In the eyes of such men, Moscow was under an active obligation to intervene. Marx had taught his acolytes certain things were destined to pass. Lo and behold, in Ethiopia, his predictions about the rise of the proletariat appeared to be coming true. How could Moscow, keeper of Marx's sacred flame, turn a deaf ear when a socialist new-born asked for help?
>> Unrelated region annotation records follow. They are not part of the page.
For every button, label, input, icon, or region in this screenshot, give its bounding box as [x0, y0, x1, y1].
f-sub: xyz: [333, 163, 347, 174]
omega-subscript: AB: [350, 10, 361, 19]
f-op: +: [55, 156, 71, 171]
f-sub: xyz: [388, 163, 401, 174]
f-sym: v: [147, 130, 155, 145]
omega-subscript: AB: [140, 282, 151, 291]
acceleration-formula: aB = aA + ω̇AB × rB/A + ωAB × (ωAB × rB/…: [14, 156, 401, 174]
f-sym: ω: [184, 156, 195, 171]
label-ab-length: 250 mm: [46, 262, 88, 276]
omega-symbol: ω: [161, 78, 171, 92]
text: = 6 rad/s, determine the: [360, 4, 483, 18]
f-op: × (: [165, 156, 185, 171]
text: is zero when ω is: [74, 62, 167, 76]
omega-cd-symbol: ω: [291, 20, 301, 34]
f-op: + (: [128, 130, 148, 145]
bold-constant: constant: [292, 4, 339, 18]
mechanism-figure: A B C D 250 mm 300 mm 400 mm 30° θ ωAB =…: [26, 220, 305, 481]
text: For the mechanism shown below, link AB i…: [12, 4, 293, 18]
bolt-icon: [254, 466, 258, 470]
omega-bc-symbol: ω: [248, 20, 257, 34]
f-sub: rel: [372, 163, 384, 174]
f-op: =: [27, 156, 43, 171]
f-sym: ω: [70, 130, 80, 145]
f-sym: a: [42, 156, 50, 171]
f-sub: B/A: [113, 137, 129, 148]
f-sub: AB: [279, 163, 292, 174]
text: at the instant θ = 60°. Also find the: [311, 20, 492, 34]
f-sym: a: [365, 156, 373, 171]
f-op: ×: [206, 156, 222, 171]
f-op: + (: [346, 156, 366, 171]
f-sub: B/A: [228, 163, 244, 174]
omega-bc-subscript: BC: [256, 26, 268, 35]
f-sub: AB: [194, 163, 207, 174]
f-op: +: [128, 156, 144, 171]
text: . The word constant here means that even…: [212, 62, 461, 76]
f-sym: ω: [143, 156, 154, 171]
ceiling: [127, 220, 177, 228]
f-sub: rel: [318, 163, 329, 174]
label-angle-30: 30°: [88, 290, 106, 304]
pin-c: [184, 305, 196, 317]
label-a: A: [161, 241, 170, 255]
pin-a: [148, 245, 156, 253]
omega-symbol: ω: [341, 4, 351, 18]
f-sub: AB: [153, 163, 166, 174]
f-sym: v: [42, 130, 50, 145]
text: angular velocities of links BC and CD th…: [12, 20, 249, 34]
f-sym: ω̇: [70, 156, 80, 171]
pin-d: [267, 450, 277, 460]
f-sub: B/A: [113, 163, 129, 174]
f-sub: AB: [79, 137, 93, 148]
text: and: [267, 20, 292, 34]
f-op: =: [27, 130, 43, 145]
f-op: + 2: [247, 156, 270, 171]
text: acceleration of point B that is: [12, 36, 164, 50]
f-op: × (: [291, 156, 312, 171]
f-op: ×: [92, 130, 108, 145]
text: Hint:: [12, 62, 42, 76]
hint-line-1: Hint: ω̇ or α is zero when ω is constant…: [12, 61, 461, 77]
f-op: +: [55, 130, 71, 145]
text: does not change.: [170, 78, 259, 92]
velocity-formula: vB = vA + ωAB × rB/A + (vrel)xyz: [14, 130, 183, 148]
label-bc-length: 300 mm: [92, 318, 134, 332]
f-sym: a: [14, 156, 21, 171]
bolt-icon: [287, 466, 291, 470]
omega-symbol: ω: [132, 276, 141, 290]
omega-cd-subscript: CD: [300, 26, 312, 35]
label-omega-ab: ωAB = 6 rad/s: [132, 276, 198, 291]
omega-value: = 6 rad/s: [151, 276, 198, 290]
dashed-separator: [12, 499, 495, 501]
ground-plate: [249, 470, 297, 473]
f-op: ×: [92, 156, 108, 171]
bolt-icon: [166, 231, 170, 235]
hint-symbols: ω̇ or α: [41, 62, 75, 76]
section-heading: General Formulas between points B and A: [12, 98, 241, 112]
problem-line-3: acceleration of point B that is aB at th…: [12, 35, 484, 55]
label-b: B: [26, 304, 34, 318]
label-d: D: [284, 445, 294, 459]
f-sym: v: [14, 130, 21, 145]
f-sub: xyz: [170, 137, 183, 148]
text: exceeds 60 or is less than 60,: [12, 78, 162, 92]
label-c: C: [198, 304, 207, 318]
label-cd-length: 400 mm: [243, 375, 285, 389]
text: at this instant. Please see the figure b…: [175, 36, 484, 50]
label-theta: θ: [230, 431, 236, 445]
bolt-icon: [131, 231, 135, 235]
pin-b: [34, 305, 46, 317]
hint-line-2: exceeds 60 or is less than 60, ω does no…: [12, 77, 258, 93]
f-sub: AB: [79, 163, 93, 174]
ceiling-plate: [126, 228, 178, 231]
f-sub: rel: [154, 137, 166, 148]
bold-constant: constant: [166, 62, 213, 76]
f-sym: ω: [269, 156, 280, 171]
‘It's difficult to understand now, but at the time many Soviets really believed that the battle between capitalism and socialism was inevitable, unavoidable and, in the final instance, destined to be won by socialism. Going against it would have been like trying to go against the tide of history,' says Anatoly Adamishin, deputy foreign minister under Mikhail Gorbachev. ‘Do you know the joke about the husband who decides to murder his wife by screwing her to death? After weeks of constant love-making, she is looking very sprightly, while he is in a
wheelchair, utterly exhausted. “Poor thing,” he whispers to a friend. “She doesn't realize she has only days to live.” We were like that when it came to capitalism. “Poor thing,” we kept telling ourselves. “It doesn't realize it's doomed.”' He gives a rueful laugh. ‘We entered Ethiopia step by step, in stupidity, but we had this conception we were fulfilling an international duty to help people struggling against oppression.'
7

It was clear that socialism's eventual success, in a country as accustomed to one-man rule as Ethiopia, rested on the shoulders of one individual: the man baptized ‘the Red Negus' by the media. Soviet diplomats who met Mengistu when he was still a major jostling for position in the Derg–a period during which he claimed to have survived nine assassination attempts–were favoured with what, in tribute to the Soviet Union's most famous astronaut, was known as a ‘Gagarin smile': the beaming welcome of a man who appeared to have a limpid conscience and nothing to hide. They noted the charisma, but were not fooled by the impression of sunny openness. ‘Mengistu was a very broad smile, with a very hard man behind,' remembers Sinitsyn, who first met him at a 1974 rally. ‘He struck me as a man who had grasped his purpose in life, who knew exactly where he stood. He was very resolute, capable of taking difficult decisions. A man who, as the Americans say, would draw first.'

Mengistu's ruthlessness was built on profound insecurity. In contrast with Haile Selassie, an Amhara aristocrat whose self-belief was reinforced every time he looked in the mirror and registered his own aquiline profile and pale complexion, evidence of that prized Solomonic heritage, Mengistu had grown up nursing a clutch of inferiority complexes, grievances too deep ever to be assuaged. While he towered over the tiny Emperor–not a difficult feat–he was nonetheless acutely aware of his own lack of stature. Soviet advisers chuckled
amongst themselves at his built-up shoes, his insistence on being photographed in splendid isolation. (‘If you look at the official photos, you'll see Mengistu never allowed himself to be photographed standing next to anyone. He didn't like the comparison,' one former military adviser told me.) They laughed at the way in which an Ethiopian master of ceremonies always arranged for official handshakes to be staged above a table bearing a huge flower bowl, ensuring the resulting photo showed the visitor bowed and at full stretch. ‘He was a very small man, small physically and small morally,' sniffs Adamishin.